M. Ferrandez a dit avoir pu se « virer sur un 10 cents », puisqu’il s’agit d’un prolongement du programme de ramassage de papiers à la traîne, déjà en place depuis l’été dernier.

Au lendemain d’une précipitation de neige, des jeunes en réinsertion sociale dans le cadre du programme TAPAJ, de l’organisme Spectre de rue, se présentent, pelle à la main, aux résidences ciblées. Ils déneigent l’entrée du domicile jusqu’à la bordure du trottoir. Dans certains cas, à la demande des clients, ils déneigent aussi le balcon et la voiture.

« Les jeunes font une maudite belle job. C’est vraiment un service à la carte. Ils s’appuient sur les prévisions et sont là de bonne heure, car ils savent que certains d’entre nous devons sortir, que ce soit pour aller travailler ou aller à nos rendez-vous chez le médecin », soutient Mme Gauthier, qui ne tarit pas d’éloges.

Le programme de déneigement d’appoint ne s’adresse pas qu’aux membres du RAPLIQ, mais aux différentes personnes à mobilité réduite.

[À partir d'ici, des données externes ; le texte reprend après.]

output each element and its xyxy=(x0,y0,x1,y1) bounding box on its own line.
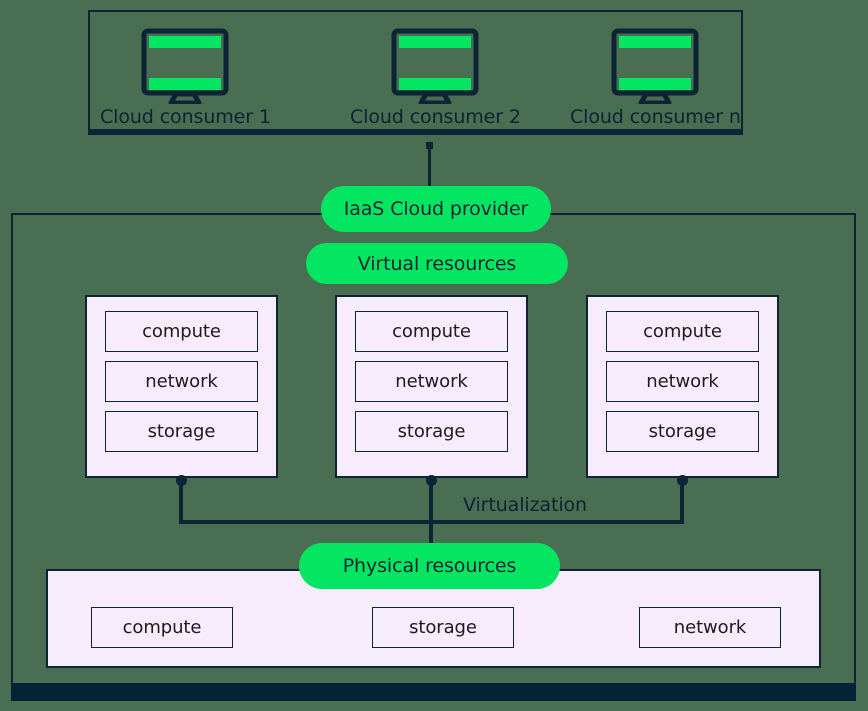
virtualization-label: Virtualization xyxy=(463,494,587,516)
virtual-compute-box[interactable]: compute xyxy=(606,311,759,352)
cloud-consumer-1-label: Cloud consumer 1 xyxy=(100,106,271,128)
virtual-storage-box[interactable]: storage xyxy=(105,411,258,452)
cloud-consumer-n-label: Cloud consumer n xyxy=(570,106,741,128)
virtual-network-box[interactable]: network xyxy=(355,361,508,402)
connector-line-trunk xyxy=(429,480,433,550)
virtual-network-box[interactable]: network xyxy=(105,361,258,402)
virtual-resource-stack-1: compute network storage xyxy=(85,295,278,478)
iaas-cloud-provider-label: IaaS Cloud provider xyxy=(343,198,529,220)
physical-storage-box[interactable]: storage xyxy=(372,607,514,648)
arrow-up-icon xyxy=(426,142,433,192)
iaas-cloud-provider-pill[interactable]: IaaS Cloud provider xyxy=(321,186,551,232)
physical-resources-label: Physical resources xyxy=(342,555,517,577)
virtual-network-box[interactable]: network xyxy=(606,361,759,402)
cloud-consumer-n[interactable]: Cloud consumer n xyxy=(570,28,741,128)
physical-resources-pill[interactable]: Physical resources xyxy=(299,543,560,589)
virtual-storage-box[interactable]: storage xyxy=(606,411,759,452)
cloud-consumer-1[interactable]: Cloud consumer 1 xyxy=(100,28,271,128)
virtual-resource-stack-3: compute network storage xyxy=(586,295,779,478)
diagram-canvas: Cloud consumer 1 Cloud consumer 2 Cloud … xyxy=(0,0,868,711)
cloud-consumers-container: Cloud consumer 1 Cloud consumer 2 Cloud … xyxy=(88,10,743,135)
provider-bottom-bar xyxy=(11,683,856,701)
monitor-icon xyxy=(391,28,479,104)
connector-line xyxy=(179,480,183,524)
monitor-icon xyxy=(141,28,229,104)
physical-network-box[interactable]: network xyxy=(639,607,781,648)
cloud-consumer-2-label: Cloud consumer 2 xyxy=(350,106,521,128)
cloud-consumer-2[interactable]: Cloud consumer 2 xyxy=(350,28,521,128)
virtual-compute-box[interactable]: compute xyxy=(105,311,258,352)
monitor-icon xyxy=(611,28,699,104)
virtual-resources-label: Virtual resources xyxy=(357,252,517,275)
physical-compute-box[interactable]: compute xyxy=(91,607,233,648)
connector-line xyxy=(680,480,684,524)
virtual-resources-pill[interactable]: Virtual resources xyxy=(306,243,568,284)
virtual-resource-stack-2: compute network storage xyxy=(335,295,528,478)
virtual-storage-box[interactable]: storage xyxy=(355,411,508,452)
virtual-compute-box[interactable]: compute xyxy=(355,311,508,352)
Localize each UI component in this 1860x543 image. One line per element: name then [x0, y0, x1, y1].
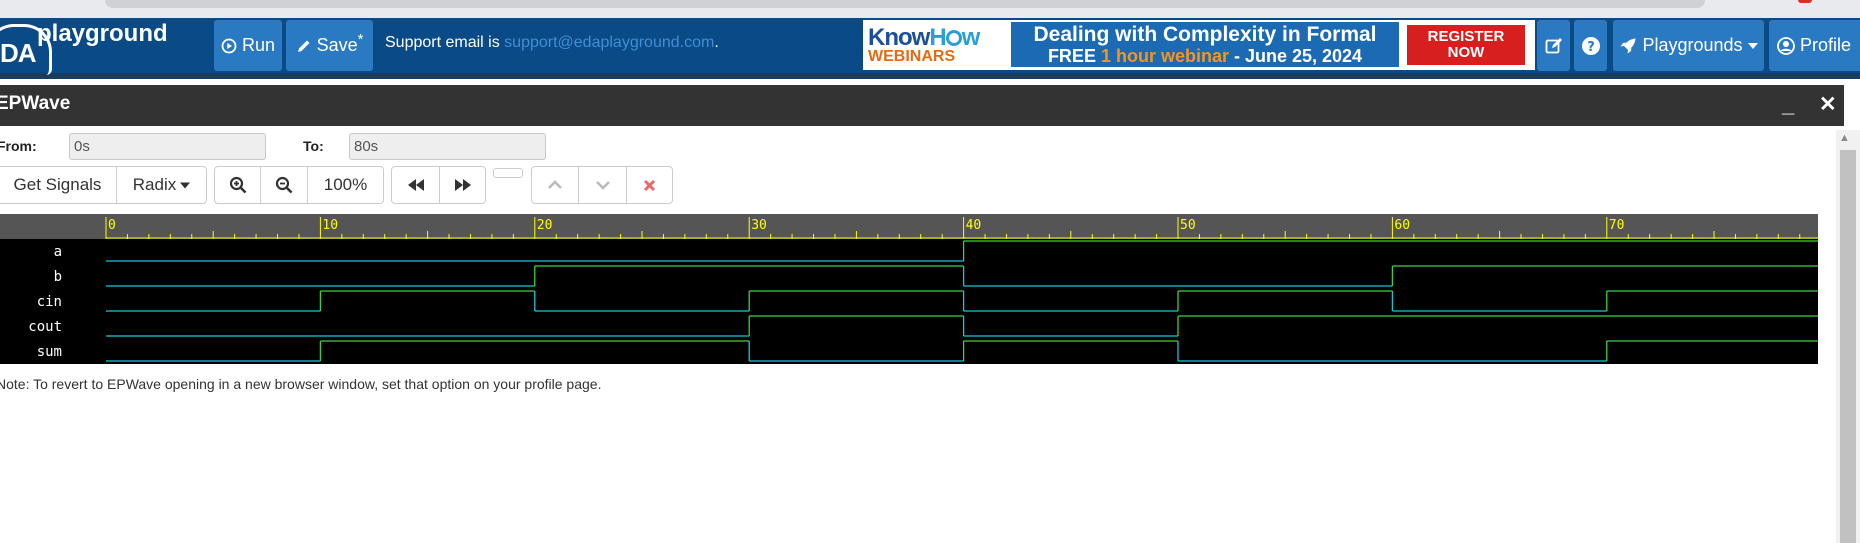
- save-label: Save: [316, 35, 358, 55]
- logo-abbr: DA: [0, 38, 37, 68]
- close-icon: [643, 179, 656, 191]
- time-ruler: [0, 214, 1818, 239]
- signal-name-sum: sum: [37, 344, 62, 360]
- waveform-background: [0, 239, 1818, 364]
- signal-name-cout: cout: [28, 319, 62, 335]
- pencil-icon: [297, 40, 310, 52]
- ad-cta-line2: NOW: [1447, 44, 1485, 61]
- close-button[interactable]: ✕: [1819, 92, 1837, 117]
- signal-name-b: b: [54, 269, 62, 285]
- chevron-down-icon: [595, 181, 610, 190]
- ad-brand-o-icon: [945, 30, 962, 46]
- profile-label: Profile: [1800, 35, 1852, 55]
- ad-line2-b: 1 hour webinar: [1100, 46, 1229, 66]
- backward-icon: [407, 179, 424, 191]
- radix-label: Radix: [132, 175, 177, 194]
- panel-title: EPWave: [0, 93, 71, 114]
- playgrounds-label: Playgrounds: [1642, 35, 1743, 55]
- scrollbar-thumb[interactable]: [1840, 150, 1856, 543]
- user-circle-icon: [1777, 36, 1795, 55]
- ad-brand-sub: WEBINARS: [868, 48, 956, 65]
- jump-forward-button[interactable]: [439, 166, 486, 204]
- zoom-out-button[interactable]: [260, 166, 308, 204]
- ad-cta-line1: REGISTER: [1427, 28, 1505, 45]
- run-button[interactable]: Run: [214, 20, 282, 71]
- ad-brand-b: H: [929, 24, 946, 51]
- signal-name-a: a: [54, 244, 62, 260]
- navbar-subbar: [0, 73, 1860, 79]
- browser-record-indicator: [1798, 0, 1812, 3]
- ad-brand-a: Know: [868, 24, 930, 51]
- caret-down-icon: [1747, 42, 1758, 49]
- ad-line1: Dealing with Complexity in Formal: [1033, 23, 1377, 46]
- cursor-readout: [493, 168, 523, 178]
- playgrounds-menu-button[interactable]: Playgrounds: [1613, 20, 1764, 71]
- unsaved-marker: *: [357, 31, 364, 48]
- ad-line2: FREE 1 hour webinar - June 25, 2024: [1011, 46, 1399, 67]
- browser-address-bar[interactable]: [105, 0, 1705, 8]
- time-ruler-label: 10: [322, 218, 338, 233]
- waveform-viewer[interactable]: 0 10 20 30 40 50 60 70 a b cin cout sum: [0, 214, 1818, 364]
- scroll-up-arrow-icon[interactable]: ▲: [1839, 132, 1850, 144]
- time-ruler-label: 20: [537, 218, 553, 233]
- edit-button[interactable]: [1537, 20, 1570, 71]
- time-ruler-label: 0: [108, 218, 116, 233]
- from-label: From:: [0, 138, 37, 154]
- logo-text[interactable]: playground: [37, 20, 168, 48]
- waveform-svg: 0 10 20 30 40 50 60 70 ab cin cout sum: [0, 214, 1818, 364]
- save-button[interactable]: Save *: [286, 20, 373, 71]
- from-input[interactable]: [69, 133, 266, 160]
- question-icon: ?: [1581, 36, 1600, 55]
- epwave-note: Note: To revert to EPWave opening in a n…: [0, 376, 602, 392]
- time-ruler-label: 60: [1394, 218, 1410, 233]
- svg-text:?: ?: [1587, 40, 1595, 55]
- time-ruler-label: 50: [1180, 218, 1196, 233]
- zoom-level[interactable]: 100%: [307, 166, 384, 204]
- chevron-up-icon: [548, 180, 562, 189]
- profile-button[interactable]: Profile: [1769, 20, 1860, 71]
- support-email-link[interactable]: support@edaplayground.com: [504, 34, 714, 51]
- ad-register-button[interactable]: REGISTER NOW: [1407, 25, 1525, 65]
- time-ruler-label: 40: [966, 218, 982, 233]
- ad-line2-c: - June 25, 2024: [1228, 46, 1363, 66]
- zoom-in-icon: [229, 176, 246, 194]
- time-ruler-label: 70: [1609, 218, 1625, 233]
- support-suffix: .: [714, 34, 719, 51]
- rocket-icon: [1620, 38, 1636, 53]
- support-text: Support email is support@edaplayground.c…: [385, 34, 719, 52]
- remove-signal-button[interactable]: [626, 166, 673, 204]
- help-button[interactable]: ?: [1574, 20, 1607, 71]
- to-input[interactable]: [349, 133, 546, 160]
- signal-name-cin: cin: [37, 294, 62, 310]
- jump-back-button[interactable]: [391, 166, 440, 204]
- move-down-button[interactable]: [578, 166, 627, 204]
- ad-brand-c: w: [961, 24, 981, 51]
- ad-line2-a: FREE: [1047, 46, 1101, 66]
- edit-icon: [1545, 37, 1562, 53]
- get-signals-button[interactable]: Get Signals: [0, 166, 118, 204]
- caret-down-icon: [180, 182, 191, 188]
- run-label: Run: [241, 35, 276, 55]
- time-ruler-label: 30: [751, 218, 767, 233]
- minimize-button[interactable]: _: [1782, 92, 1794, 118]
- play-icon: [221, 38, 237, 53]
- zoom-out-icon: [275, 176, 293, 194]
- zoom-in-button[interactable]: [214, 166, 261, 204]
- forward-icon: [454, 179, 471, 191]
- support-prefix: Support email is: [385, 34, 505, 51]
- radix-dropdown[interactable]: Radix: [116, 166, 207, 204]
- epwave-panel-header: [0, 85, 1844, 126]
- move-up-button[interactable]: [531, 166, 579, 204]
- to-label: To:: [303, 138, 324, 154]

« La majorité de nos membres résident dans Ville-Marie et Rosemont – La Petite-Patrie. On a donc fait appel aux CLSC du Plateau et Jeanne-Mance qui nous ont référé des gens », explique-t-elle.

Un projet qui fait boule de neige

Le maire de l’arrondissement Le Plateau-Mont-Royal, Luc Ferrandez, se dit satisfait de cette expérience et souhaite l’élargir, dès la prochaine saison hivernale.

« On ne pense pas qu’il y a seulement 30 personnes à mobilité réduite sur le Plateau. On s’adresse à celles qui sont vraiment handicapées par l’hiver, celles qui ne peuvent plus sortir de leur domicile. Cette année, on a regardé si ça marchait, si c’était dur à coordonner, si les gens collaboraient, etc. On a vu que ça fonctionnait, alors l’année prochaine, on va passer à la vitesse supérieure », annonce-t-il.

Cette année, la mise en place du projet a coûté 3000 $ à l’arrondissement. Une somme supplémentaire de 500 $ a été octroyée au RAPLIQ pour sa coordination.

Des initiatives similaires pourraient voir le jour dès l’hiver prochain dans les arrondissements Ville-Marie, Rosemont – La Petite-Patrie et Saint-Michel – Villeray – Parc-Extension, a laissé savoir Mme Gauthier.